VAE (Variational Autoencoder) is a model that learns latent spaces that well represent input data. VAE aims for efficient compression and generation of data, with a structure that maps input data to latent variables and then reconstructs them back to original data. VAE can generate new data by modeling the probabilistic characteristics of data.
Chapter 13: Reinforcement Learning
Covers reinforcement learning, which has received much attention since AlphaGo's success.
Along with examples of developing reinforcement agents using OpenAI Gym, it introduces why DeepMind used DQN and improvements like DRQN, A3C, UNREAL that address the problem of needing retraining for each new game.
Review
Reading up to Chapter 8 gave me headaches due to page pressure, so I skipped Chapter 9 (Sequence Analysis), Chapter 11 (Interpretable Methodologies), Chapter 12 (Memory-Augmented Neural Networks) and looked at interesting chapters first. I plan to read the rest later :)

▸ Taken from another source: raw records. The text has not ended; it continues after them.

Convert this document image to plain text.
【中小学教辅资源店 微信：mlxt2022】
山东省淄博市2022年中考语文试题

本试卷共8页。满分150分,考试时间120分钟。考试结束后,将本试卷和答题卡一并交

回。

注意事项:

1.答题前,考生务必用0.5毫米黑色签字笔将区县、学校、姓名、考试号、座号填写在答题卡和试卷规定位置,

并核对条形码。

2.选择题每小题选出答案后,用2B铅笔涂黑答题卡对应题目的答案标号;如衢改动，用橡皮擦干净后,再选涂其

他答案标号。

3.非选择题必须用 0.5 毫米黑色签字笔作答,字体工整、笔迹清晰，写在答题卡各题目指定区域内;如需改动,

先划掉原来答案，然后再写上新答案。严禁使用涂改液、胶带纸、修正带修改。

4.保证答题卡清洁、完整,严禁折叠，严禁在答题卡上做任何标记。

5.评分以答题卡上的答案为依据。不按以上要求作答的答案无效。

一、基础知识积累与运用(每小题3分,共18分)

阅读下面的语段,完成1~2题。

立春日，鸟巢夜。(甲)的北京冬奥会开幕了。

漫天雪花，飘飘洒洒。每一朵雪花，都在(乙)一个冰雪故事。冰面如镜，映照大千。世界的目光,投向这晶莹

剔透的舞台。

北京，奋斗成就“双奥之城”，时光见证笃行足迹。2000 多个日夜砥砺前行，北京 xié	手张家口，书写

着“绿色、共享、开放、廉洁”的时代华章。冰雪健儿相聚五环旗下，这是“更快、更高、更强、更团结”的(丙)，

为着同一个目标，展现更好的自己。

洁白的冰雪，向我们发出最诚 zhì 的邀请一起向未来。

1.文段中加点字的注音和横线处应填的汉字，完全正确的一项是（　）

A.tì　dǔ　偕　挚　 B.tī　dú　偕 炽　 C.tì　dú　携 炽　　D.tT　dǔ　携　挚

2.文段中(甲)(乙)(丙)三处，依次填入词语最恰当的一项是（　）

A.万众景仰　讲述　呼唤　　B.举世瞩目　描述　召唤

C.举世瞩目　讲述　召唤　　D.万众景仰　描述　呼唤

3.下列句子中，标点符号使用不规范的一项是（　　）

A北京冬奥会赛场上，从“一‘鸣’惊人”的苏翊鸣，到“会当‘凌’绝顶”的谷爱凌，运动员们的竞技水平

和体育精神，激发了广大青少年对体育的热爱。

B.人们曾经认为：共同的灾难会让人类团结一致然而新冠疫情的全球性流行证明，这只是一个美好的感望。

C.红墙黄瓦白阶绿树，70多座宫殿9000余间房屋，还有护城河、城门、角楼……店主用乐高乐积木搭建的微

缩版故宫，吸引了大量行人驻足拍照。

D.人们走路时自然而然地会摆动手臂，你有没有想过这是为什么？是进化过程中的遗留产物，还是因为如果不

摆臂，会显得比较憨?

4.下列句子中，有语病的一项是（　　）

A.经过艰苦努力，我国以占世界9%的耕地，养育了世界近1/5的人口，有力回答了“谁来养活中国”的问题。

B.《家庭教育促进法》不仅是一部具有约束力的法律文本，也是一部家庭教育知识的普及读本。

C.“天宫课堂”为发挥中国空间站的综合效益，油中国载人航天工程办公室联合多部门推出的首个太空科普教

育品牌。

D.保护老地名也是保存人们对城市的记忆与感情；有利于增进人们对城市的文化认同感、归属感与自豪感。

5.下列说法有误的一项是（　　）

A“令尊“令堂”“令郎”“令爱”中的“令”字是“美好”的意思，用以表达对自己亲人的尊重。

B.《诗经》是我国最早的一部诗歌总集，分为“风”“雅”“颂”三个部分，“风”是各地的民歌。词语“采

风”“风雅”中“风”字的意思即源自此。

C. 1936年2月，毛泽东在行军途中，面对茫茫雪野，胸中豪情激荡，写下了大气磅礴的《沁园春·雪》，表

While working on AI-related feature projects, I just started using PyTorch recently and wasn't familiar with it, but Chapter 5 was very helpful, especially the explanation of PyTorch tensor properties and operations was very well organized.
The book being in color is great.
Related books and courses Hanbit Media recommends the following books to read together:
- Deep Learning from Scratch 4
- Hands-On Machine Learning (3rd Edition)
- Deep Learning with Keras
Personally, I recommend the online course Coursera's Machine Learning Specialization by Professor Andrew Ng. Many AI and AGI related courses are also available on Deeplearning.ai created by Professor Andrew Ng.
"This review was written after receiving the book for Hanbit Media's <I am a Reviewer> activity."